Aucune preuve publique n’établit que ce don a causé le report de l’ouverture. Toutefois, cette séquence d’événements alimente les critiques de l’opposition démocrate et les demandes de transparence.
Pourquoi ce dossier est-il si important?
Le pont Ambassador, propriété privée de la famille Moroun, assure depuis des décennies une grande partie du trafic commercial entre Windsor et Detroit.
L’arrivée du pont Gordie-Howe représente donc une concurrence importante avec :
des installations modernes;
une capacité accrue;
des postes douaniers entièrement neufs;
des péages annoncés comme plus compétitifs que ceux du pont Ambassador.
Les camionneurs attendent toujours
Pendant que le débat politique s’intensifie, les principaux intéressés demeurent les transporteurs.

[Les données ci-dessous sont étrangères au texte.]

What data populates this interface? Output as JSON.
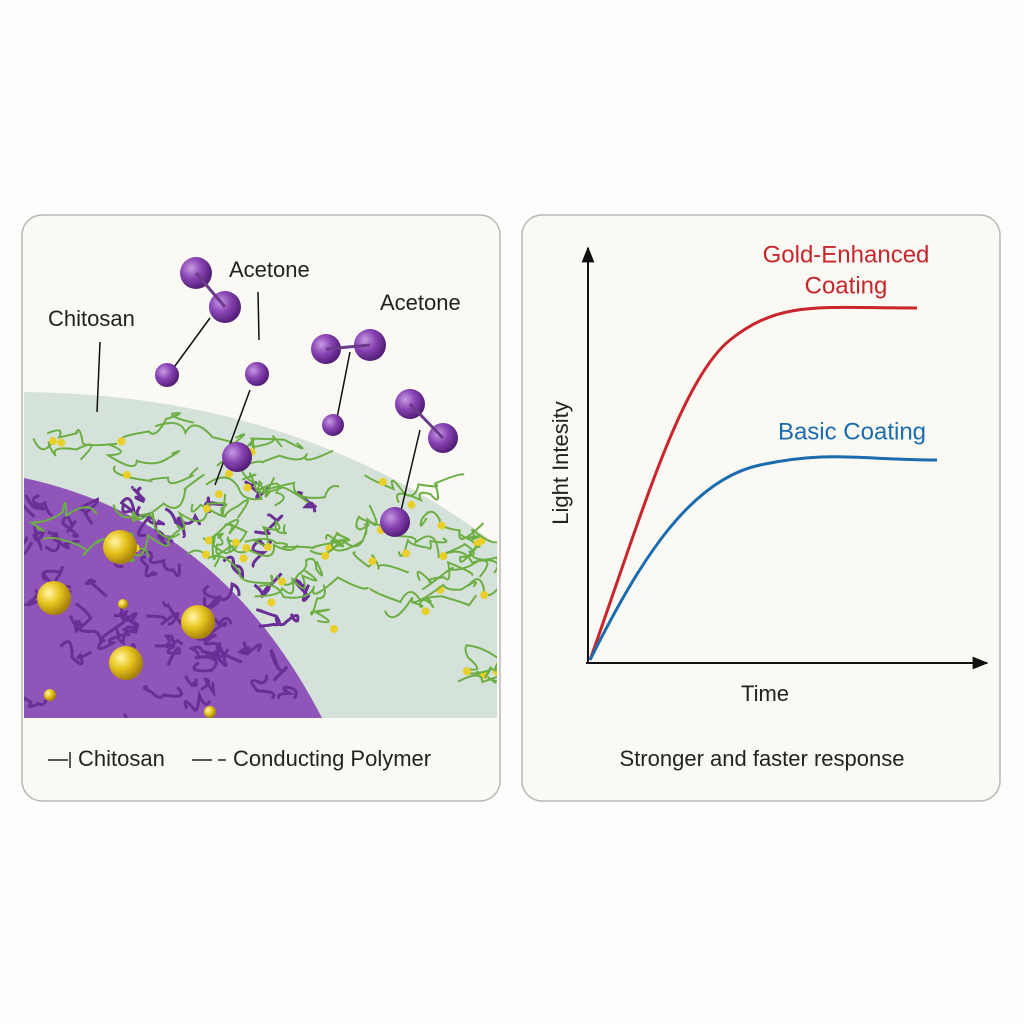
{
  "left_panel": {
    "molecule_labels": [
      "Acetone",
      "Acetone"
    ],
    "layer_label": "Chitosan",
    "legend": [
      "Chitosan",
      "Conducting Polymer"
    ]
  },
  "right_panel": {
    "curves": [
      {
        "label_lines": [
          "Gold-Enhanced",
          "Coating"
        ]
      },
      {
        "label_lines": [
          "Basic Coating"
        ]
      }
    ],
    "y_axis_label": "Light Intesity",
    "x_axis_label": "Time",
    "caption": "Stronger and faster response"
  }
}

Chaque semaine de retard signifie que le trafic commercial continue d’être concentré sur les infrastructures existantes, alors que le nouveau pont est pratiquement prêt à accueillir les premiers véhicules.
L’industrie du camionnage espère maintenant que les considérations politiques laisseront rapidement place aux impératifs économiques afin que cette infrastructure stratégique puisse enfin entrer en service.